Every time I went home to Chennai, someone would ask me playfully if I have learnt Kannada. What followed would be a long stare and how I don’t plan on learning Kannada, for I wanted to flee Bangalore. Life however had different plans. Before getting married, I tried my best to move back to Chennai and was literally heart-broken that it didn’t happen. One of my friends then told me how I would begin seeing Bangalore in a different light when I have someone I love next to me. I brushed off that comment as silly but how true it turned out to be! With S moving in with me, I started exploring the city more falling in love with it one bit at a time.
I soaked in the new traditions I learnt for every festival. I learnt new recipes of delicious local food, both cooking and savoring. Still I made no attempts to learn Kannada. There is absolutely no disrespect for the language or culture but it has been more of a convenient practicality. We live in a locality where Tamil, Telugu, Malayalam and Hindi are well spoken, so we can easily get by talking either one of these.

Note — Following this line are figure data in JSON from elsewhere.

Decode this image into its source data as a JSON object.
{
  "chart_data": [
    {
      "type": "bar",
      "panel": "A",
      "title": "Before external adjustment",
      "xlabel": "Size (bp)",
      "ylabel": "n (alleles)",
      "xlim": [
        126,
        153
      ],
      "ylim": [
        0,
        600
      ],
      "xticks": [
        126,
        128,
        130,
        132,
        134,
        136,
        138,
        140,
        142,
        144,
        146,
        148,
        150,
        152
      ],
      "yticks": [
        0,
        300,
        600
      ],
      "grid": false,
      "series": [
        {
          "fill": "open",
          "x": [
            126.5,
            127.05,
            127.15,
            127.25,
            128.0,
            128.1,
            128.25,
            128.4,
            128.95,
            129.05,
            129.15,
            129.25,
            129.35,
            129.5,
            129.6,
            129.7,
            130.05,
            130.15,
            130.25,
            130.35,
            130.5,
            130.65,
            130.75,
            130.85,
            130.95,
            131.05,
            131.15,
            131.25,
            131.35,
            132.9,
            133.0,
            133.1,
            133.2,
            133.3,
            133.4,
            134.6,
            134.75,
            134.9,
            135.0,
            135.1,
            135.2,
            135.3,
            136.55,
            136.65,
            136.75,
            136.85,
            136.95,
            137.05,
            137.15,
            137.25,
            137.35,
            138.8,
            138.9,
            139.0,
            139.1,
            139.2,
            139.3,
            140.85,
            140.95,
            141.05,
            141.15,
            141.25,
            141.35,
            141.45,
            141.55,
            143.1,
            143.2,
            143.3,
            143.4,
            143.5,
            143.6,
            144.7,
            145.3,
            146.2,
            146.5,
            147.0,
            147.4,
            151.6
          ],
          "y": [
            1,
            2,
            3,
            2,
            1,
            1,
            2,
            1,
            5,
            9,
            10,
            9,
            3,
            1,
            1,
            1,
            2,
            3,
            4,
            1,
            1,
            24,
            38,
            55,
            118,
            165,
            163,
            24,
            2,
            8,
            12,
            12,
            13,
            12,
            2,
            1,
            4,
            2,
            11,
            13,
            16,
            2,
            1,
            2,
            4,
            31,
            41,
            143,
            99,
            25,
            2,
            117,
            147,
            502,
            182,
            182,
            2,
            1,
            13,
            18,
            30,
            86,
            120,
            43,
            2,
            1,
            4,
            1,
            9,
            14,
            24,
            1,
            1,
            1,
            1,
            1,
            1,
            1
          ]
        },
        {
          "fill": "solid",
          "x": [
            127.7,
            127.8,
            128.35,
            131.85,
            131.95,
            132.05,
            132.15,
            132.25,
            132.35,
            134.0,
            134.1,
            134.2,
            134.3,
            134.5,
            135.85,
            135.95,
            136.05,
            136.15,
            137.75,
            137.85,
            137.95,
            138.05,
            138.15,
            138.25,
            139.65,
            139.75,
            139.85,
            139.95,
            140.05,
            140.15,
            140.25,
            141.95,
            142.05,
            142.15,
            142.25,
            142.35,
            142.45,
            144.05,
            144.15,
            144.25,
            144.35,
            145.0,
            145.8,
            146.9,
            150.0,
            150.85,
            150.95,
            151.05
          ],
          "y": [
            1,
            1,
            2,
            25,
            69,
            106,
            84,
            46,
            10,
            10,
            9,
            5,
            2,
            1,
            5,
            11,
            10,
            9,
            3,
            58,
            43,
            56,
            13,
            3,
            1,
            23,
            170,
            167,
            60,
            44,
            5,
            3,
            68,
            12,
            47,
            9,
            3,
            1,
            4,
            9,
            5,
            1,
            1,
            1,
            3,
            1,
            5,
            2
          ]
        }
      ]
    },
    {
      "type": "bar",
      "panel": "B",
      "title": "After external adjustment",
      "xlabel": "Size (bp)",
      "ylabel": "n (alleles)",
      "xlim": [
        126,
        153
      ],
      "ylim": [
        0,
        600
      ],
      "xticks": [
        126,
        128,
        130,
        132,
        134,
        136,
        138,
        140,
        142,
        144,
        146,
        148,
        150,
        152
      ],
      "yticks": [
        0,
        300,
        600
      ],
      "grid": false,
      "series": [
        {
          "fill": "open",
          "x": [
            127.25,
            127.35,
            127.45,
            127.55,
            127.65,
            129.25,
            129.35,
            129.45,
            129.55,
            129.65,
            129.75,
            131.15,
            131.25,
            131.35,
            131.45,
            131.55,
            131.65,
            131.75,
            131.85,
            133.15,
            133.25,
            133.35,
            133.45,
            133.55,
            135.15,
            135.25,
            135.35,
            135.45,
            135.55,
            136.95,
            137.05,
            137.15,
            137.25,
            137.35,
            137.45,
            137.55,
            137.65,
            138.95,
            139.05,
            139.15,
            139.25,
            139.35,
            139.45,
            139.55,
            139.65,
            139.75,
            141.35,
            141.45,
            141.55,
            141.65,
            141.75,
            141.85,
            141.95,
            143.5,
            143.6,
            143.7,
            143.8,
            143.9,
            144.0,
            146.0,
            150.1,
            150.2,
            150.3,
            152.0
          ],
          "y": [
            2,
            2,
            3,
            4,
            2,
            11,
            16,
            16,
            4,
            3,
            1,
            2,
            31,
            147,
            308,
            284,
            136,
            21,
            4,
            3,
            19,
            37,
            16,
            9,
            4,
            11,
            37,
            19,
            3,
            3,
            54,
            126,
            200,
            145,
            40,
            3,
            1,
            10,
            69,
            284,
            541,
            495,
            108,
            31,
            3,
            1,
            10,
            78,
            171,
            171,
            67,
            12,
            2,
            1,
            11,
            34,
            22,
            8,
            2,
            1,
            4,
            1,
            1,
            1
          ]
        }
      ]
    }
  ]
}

This was my easy way out for not learning a new language despite staying here for almost a decade. Last year I decided enough was enough and joined a 2-day Kannada class at work. For the next week or so, I practiced many words from the class hand-out but duly forgot all about it very soon.
One thing that stops me from actually conversing in Kannada is that I am super conscious. I know for a fact that my pronunciation is not correct, it shows that I am trying too hard and then I can’t seem to find the smallest of words at the time of need. I can infact read Kannada, what with the script being so similar to Telugu and can understand 80% of it but when it comes to talking, I am falling behind.
Wonder how my parents learnt Tamil in their first few years of moving to Chennai from Andhra! I so want to speak Kannada but somehow these classes are not working out for me. I don’t get to talk much to anyone in Kannada both at work and outside. What should I do?!